Kinky, curly, straight, coarse, fine, thick – the differences are endless when it comes to African-American hair. Combine a few of these conditions and you might be dealing with a daily headache. It’s no mystery that African-American hair not only looks and feels different, but did you know it’s also structurally different?
Ethnic hair actually grows in a spiral, which makes it more susceptible to breakage. Researchers have confirmed that the tight kinks actually contribute to a weakened structure that makes it hard to retain moisture. Harsh chemicals, heat and even some hair styles only make matters worse because they increase the stress on hair follicles.
Most women don’t think about their hair being fragile, but if you don’t take care of it properly the result could be premature hair loss. Because there are so many types of ethnic hair, finding the right way to care for yours starts with equipping yourself with the right tools.
To manage hair on a daily basis, you should use wide tooth combs and brushes. It’s tempting to use fine tooth combs for areas along the neck and temple, but they actually overwork the area and keep it from growing properly.
Choosing the right hairstyle is also important to maintaining healthy hair. Continuous strains on the hair can cause “traction alopecia,” a form of hair loss. Fortunately, there are products that can correct and even reverse balding spots. If you’ve experienced some of this, research products that are created specifically for black women’s hair loss. The best will include an FDA approved ingredient called minoxidil that has been clinically proven to regrow hair.
If you’re not looking at the ingredient lists when you’re shopping for hair products, it’s important to develop that habit now. Just because it smells good and is made by a reputable brand doesn’t mean that it will have positive effects on your hair. Some shampoos and conditioners can actually strip your hair of the nutrients it needs. Consider the texture of your hair and make sure the product you’re considering is designed to fit the style you want.
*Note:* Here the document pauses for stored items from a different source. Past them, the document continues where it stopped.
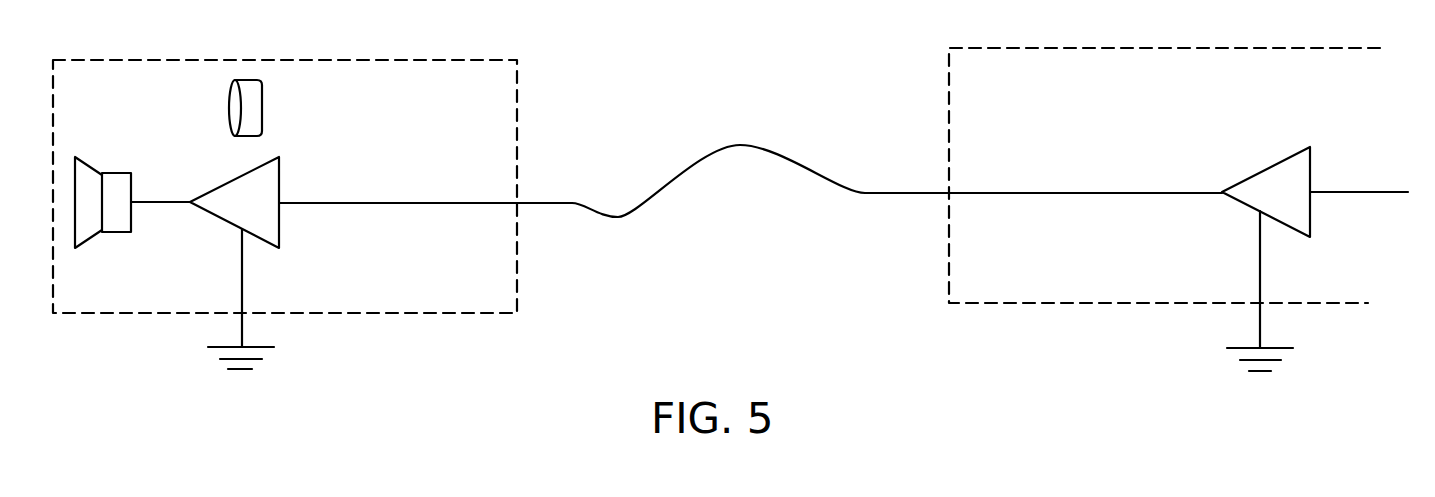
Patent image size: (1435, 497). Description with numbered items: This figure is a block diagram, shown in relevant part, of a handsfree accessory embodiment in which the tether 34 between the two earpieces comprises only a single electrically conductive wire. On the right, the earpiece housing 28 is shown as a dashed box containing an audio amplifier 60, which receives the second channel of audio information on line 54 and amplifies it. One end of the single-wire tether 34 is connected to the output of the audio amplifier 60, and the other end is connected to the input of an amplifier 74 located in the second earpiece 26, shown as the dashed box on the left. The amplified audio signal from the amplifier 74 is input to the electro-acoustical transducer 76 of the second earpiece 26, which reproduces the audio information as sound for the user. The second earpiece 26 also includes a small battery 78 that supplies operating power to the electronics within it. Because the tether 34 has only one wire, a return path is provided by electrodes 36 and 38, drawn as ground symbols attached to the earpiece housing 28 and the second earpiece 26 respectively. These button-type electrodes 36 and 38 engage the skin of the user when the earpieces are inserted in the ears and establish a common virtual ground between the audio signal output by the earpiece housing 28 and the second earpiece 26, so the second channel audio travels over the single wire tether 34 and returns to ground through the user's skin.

The second earpiece 26 is at (285, 156).
The earpiece housing 28 is at (1164, 152).
The tether 34 is at (897, 161).
The electrode 36 is at (1182, 312).
The electrode 38 is at (177, 328).
The line 54 is at (1366, 221).
The audio amplifier 60 is at (1242, 235).
The audio amplifier 74 is at (381, 252).
The electro-acoustical transducer 76 is at (132, 180).
The battery 78 is at (294, 108).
When women with ethnic hair try to find a solution for brittle hair, they often do so without knowing why it’s that way in the first place. The reason is actually chemical. The body doesn’t produce the same amount of sebum (natural oil for hair) as it would for a Caucasian or Asian woman. Products that seal in moisture within the scalp and hair strands provide the best solutions. It’s easy to get confused when trying to decide what product is designed for what purpose. As a general rule, avoid those that are made for limp hair, like volumizers.
Just because African-American hair is different, that doesn’t necessarily mean it must be weaker. In reality, it just has to be cared for differently. For decades, false promises have been made about home remedies for hair loss and breakage. Thankfully, the market has evolved to meet the growing needs of ethnic women. And, there is a host of information available to make sure you love your hair – no matter how different it is.